Iranian hackers target orgs in Brazil, Israel, and OAE with new Sponsor backdoor

An Iran-linked government-backed threat actor known as 'Charming Kitten' (Phosphorus, Ballistic Bobcat, TA453, APT35/42) has been observed deploying novel malware against 34 companies in Brazil, Israel and the United Arab Emirates. As part of the operation, the attackers deployed a novel backdoor called ‘Sponsor’ onto target systems after obtaining initial access via known vulnerabilities (CVE-2021-26855) in the internet-exposed Microsoft Exchange servers.

Iranian cyber spies hack orgs in a new password-spraying campaign

Microsoft said it detected a new cyberespionage campaign it attributed to an Iran-linked threat actor known as Peach Sandstorm (Holmium, APT33, Refined Kitten) that has targeted thousands of organizations in the defense, satellite, and pharmaceutical sectors worldwide in password-spray attacks since February 2023.

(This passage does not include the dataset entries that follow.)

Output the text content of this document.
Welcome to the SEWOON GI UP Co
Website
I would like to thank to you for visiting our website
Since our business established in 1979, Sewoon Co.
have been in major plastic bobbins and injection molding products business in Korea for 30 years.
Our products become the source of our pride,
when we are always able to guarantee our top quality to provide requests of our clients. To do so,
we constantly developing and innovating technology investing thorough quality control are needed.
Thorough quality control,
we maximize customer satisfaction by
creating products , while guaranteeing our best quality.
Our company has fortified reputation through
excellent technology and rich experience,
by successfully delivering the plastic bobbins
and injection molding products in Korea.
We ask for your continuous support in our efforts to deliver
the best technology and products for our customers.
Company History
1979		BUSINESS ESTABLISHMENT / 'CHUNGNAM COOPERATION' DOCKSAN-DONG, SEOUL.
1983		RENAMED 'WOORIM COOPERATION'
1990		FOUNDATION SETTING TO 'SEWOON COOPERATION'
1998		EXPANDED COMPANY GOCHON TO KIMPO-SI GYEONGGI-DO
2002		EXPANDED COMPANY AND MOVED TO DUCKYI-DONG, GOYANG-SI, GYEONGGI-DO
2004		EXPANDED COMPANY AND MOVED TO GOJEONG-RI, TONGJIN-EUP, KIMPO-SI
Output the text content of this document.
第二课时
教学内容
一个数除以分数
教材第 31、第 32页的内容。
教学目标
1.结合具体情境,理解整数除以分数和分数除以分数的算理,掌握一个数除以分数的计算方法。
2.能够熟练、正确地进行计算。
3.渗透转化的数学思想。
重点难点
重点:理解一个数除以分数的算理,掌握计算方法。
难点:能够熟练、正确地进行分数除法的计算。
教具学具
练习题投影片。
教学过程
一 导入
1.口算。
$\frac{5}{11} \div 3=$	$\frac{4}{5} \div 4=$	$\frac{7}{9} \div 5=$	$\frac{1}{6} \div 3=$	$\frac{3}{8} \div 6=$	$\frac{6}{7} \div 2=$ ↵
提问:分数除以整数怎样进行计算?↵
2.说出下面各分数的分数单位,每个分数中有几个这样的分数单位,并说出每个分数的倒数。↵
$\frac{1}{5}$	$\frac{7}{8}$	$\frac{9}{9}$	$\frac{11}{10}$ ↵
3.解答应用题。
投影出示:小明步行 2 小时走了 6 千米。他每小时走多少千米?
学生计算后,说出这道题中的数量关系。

Microsoft observed the group using a combination of publicly available and custom tools for discovery, persistence, and lateral movement. The threat actor was also seen exploiting known vulnerabilities in Atlassian Confluence (CVE-2022-26134) or Zoho ManageEngine (CVE-2022-47966) to gain initial access.

In some cases, Peach Sandstorm was observed exfiltrating data from the compromised environment, Microsoft said.